Chelsea Football Club announced a new initiative to send antisemitic fans for a tour at the Auschwitz concentration camp as an alternative to banning them from Premier League matches.

Chelsea chairman Bruce Buck said the club wanted supporters caught committing anti-Semitic abuse to have a chance to avoid a stadium ban by attending education courses on the Holocaust at the death camp where the Nazis killed more than a million Jews during World War II.

“If you just ban people, you will never change their behaviour,” Buck told The Sun. “This policy gives them the chance to realise what they have done, to make them want to behave better.

“In the past we would take them from the crowd and ban them, for up to three years. Now we say: ‘You did something wrong. You have the option. We can ban you or you can spend some time with our diversity officers, understanding what you did wrong.’”

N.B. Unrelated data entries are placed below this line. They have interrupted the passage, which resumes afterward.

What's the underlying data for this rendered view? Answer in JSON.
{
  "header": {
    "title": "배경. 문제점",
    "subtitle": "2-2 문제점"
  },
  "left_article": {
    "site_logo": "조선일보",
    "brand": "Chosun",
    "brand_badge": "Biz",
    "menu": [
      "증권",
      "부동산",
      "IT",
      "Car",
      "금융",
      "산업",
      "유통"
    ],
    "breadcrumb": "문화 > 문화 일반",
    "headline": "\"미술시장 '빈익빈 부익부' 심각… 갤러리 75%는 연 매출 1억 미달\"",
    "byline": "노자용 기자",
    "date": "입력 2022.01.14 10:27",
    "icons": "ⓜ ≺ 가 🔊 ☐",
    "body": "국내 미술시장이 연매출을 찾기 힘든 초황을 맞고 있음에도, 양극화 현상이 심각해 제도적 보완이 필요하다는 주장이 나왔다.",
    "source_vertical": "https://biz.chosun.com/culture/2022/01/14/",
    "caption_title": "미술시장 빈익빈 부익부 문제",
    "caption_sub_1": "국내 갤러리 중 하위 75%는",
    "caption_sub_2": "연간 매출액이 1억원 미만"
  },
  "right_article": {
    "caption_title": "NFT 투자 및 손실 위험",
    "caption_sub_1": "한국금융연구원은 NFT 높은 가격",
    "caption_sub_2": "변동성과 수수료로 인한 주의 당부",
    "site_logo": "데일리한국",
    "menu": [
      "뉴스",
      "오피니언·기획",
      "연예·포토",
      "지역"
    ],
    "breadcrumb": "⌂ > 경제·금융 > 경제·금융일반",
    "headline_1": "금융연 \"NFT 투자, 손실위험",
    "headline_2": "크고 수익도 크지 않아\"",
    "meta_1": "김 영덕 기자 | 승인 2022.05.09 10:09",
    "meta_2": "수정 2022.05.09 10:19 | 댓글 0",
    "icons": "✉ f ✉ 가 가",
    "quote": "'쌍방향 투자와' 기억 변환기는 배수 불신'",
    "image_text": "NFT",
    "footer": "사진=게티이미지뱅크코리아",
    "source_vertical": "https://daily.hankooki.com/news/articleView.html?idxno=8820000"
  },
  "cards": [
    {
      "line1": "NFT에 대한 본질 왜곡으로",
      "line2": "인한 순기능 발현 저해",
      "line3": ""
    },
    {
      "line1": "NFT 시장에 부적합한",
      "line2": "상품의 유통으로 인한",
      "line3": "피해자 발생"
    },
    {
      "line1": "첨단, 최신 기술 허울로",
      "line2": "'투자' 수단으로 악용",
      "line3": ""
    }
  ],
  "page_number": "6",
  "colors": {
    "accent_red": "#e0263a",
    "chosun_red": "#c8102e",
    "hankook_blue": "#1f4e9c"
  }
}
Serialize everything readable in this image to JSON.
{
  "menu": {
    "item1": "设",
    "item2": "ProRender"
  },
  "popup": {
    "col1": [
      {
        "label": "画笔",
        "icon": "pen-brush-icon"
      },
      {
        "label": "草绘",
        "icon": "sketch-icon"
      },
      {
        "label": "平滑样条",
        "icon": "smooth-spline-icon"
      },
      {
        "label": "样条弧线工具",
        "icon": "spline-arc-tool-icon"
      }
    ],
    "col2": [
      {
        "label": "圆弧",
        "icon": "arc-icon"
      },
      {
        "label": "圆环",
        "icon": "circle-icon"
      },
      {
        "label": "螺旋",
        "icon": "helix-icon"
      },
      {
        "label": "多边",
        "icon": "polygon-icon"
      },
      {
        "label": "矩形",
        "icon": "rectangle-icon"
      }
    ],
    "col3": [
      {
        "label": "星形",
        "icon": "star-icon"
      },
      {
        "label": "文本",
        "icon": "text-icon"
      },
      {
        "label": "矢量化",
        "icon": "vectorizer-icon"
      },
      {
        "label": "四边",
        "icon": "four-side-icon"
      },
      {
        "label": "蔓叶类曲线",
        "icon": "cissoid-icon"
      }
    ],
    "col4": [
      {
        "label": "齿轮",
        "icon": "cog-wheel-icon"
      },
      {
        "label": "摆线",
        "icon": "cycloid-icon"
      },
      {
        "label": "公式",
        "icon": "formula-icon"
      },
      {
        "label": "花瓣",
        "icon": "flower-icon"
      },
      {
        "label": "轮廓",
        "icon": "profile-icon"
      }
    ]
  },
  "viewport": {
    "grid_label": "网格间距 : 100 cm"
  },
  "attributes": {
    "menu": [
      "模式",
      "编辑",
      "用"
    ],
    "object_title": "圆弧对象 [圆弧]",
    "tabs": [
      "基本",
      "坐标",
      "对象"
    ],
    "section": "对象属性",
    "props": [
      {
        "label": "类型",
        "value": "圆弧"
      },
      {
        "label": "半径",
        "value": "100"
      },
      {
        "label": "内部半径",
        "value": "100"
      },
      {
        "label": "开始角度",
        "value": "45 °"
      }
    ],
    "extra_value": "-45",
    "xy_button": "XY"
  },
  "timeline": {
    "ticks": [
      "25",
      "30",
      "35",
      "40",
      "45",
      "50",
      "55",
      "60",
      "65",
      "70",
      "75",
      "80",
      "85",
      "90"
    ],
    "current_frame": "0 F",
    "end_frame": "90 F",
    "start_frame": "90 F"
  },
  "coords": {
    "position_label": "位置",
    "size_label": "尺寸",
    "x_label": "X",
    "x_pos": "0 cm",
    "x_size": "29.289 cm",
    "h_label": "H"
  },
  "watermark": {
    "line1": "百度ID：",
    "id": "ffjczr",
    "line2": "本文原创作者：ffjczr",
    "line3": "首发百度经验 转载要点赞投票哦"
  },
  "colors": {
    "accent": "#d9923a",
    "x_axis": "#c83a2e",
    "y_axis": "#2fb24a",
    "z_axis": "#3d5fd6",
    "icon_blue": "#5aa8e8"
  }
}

In April, the club sent a delegation to the annual March of the Living at Auschwitz. Two months later, 150 staff and supporters went on a day trip to the camp in Poland — initiatives that Buck has said were “really important and effective and we will consider more as well as other things that will affect people.”

“It is hard to act when a group of 50 or 100 people are chanting,” Buck said. “That’s virtually impossible to deal with or try to drag them out of the stadium. But if we have individuals that we can identify, we can act.”